Why do you send your children to school? Why do you want to teach them? Passing through Karnprayag and Rudraprayag, when I went to Surguja and Jashpur Nagar in eastern Chhattisgarh, and Chamarajanagar in southern Karnataka and asked these questions to common people, I found similar answers in all villages and small towns. And these answers have been given like this for years, with three parts. First, without education today there can be no prestige. Second, education is essential to live in the modern world and third, education is essential for good employment. These expectations of the common man are also directly related to the aims of education and our curriculum goals. However, the truth is that as much as our education system is failing to develop basic understanding in children, it has been equally incapable of fulfilling its other goals.
This weakness of the education system is increasing the rate of under-employment or unemployment among the youth. Of course, one of the reasons for this is not creation of sufficient number of jobs and new livelihood opportunities, but our school and higher education system cannot turn its back on its participation in this.
The fundamental failures of quality and equity in the education system have a profound and widespread impact on everything, including access to jobs and employment. But the two aspects related to it are directly ineffective on the issues of employment and livelihood. The first is that, as in most parts of our society, education is also anchored in the belief that our supreme ability is to ‘manage the mind’. It does not give much importance to the feeling of ‘haath chale’ (to work). This is confirmed not only by the fact that vocational education is considered inferior to academic education, but also the importance of ‘working’ is not given much importance in academic education. In evaluation tasks, ridiculously little weight is given to ‘practical’. Even in engineering colleges, the emphasis is on writing and sitting rather than practicing.
The flip side is little or no attention to the development of that ability, which is commonly referred to as a ‘skill’. Skill is actually the ability to do a variety of tasks (which are related to people, communication and many other things) with one’s own hands. These have many implications. Firstly, it creates an artificial separation between knowledge and skill. Whereas in reality ‘what to know’ and ‘how to know’ are inextricably linked. To be effective, the mind (and heart too) and hands have to work together. Another implication is the distance between vocational and academic education. The gap between the two has deepened over the past few decades, as a complete ‘skill training’ system has emerged. Clearly, we have created two underdeveloped and inadequate mechanisms. One, we have an academic education system that ignores ‘how to learn’. And second, there is the skill training and vocational education system, which has remained shallow in the absence of ‘what to know’. In the process, we have also significantly strengthened social stigma and widened the disparities between those with access to academic education and those forced into vocational education and skill training.
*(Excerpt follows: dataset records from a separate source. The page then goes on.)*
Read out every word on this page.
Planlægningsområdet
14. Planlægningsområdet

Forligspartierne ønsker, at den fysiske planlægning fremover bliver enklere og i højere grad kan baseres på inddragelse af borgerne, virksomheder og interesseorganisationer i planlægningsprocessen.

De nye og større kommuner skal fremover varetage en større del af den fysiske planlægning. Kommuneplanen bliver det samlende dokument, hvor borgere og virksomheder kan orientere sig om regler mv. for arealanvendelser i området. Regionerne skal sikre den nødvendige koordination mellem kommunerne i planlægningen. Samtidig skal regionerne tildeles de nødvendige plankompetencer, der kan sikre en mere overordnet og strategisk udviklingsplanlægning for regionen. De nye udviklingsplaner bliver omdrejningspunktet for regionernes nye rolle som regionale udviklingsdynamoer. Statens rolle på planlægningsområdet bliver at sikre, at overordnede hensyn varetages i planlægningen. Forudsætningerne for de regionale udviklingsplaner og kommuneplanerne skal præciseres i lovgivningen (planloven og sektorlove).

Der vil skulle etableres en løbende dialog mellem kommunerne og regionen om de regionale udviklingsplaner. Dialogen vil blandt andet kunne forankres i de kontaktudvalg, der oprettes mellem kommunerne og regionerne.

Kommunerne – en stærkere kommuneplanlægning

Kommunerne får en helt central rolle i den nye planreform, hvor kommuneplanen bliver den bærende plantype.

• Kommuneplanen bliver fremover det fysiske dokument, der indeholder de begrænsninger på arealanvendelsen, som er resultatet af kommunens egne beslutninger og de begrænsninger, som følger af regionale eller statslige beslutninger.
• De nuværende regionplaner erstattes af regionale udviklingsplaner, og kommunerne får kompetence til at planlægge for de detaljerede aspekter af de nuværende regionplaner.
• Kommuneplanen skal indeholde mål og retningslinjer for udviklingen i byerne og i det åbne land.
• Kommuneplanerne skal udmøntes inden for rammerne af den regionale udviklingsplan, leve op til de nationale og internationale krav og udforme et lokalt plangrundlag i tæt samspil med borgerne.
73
However, there are still some glimmers of hope. We will be able to solve many such issues when we implement the National Education Policy 2020. First of all, this policy gives equal importance to ‘playing the mind’ and ‘running hands’ in the educational values and understands that ‘how to know’ and ‘what to know’ cannot be separated. Secondly, the new education policy eliminates the distinction between academic education, vocational education and skill training. Thirdly, there are many minor issues involved in this. As such, it takes care that all children get vocational education, which will certainly help break down the hierarchy between ‘doing’ and ‘thinking’. It has also been ensured that vocational education and skill training should be made part of the curriculum of most reputed higher educational institutions. The pedagogical approach of linking materials from all the subjects being learned in the surrounding world will also have a profound impact on the student. Apart from this, many other good things are also part of the new National Education Policy.
Addressing the loopholes in the system will bring forth people who have the ability to adapt children to work in the school itself and to prepare them for the rapidly changing labor markets. However, this is only one aspect of the whole issue. Another big part of this is ensuring that our economy generates a sufficient number of good jobs. Undoubtedly, this needs to prioritize the creation of good jobs, as a better education system (with ‘how to’ and ‘what to know’ as our guide) alone cannot provide long-term economic benefits to the youth on its own.
Clearly, there is an urgent need for a national strategy for job creation, which not only takes into account the reality of our country, but also gives importance to global economic and technological changes. Good education may be an essential condition for economic growth (good and progressive jobs), but it is not the only condition.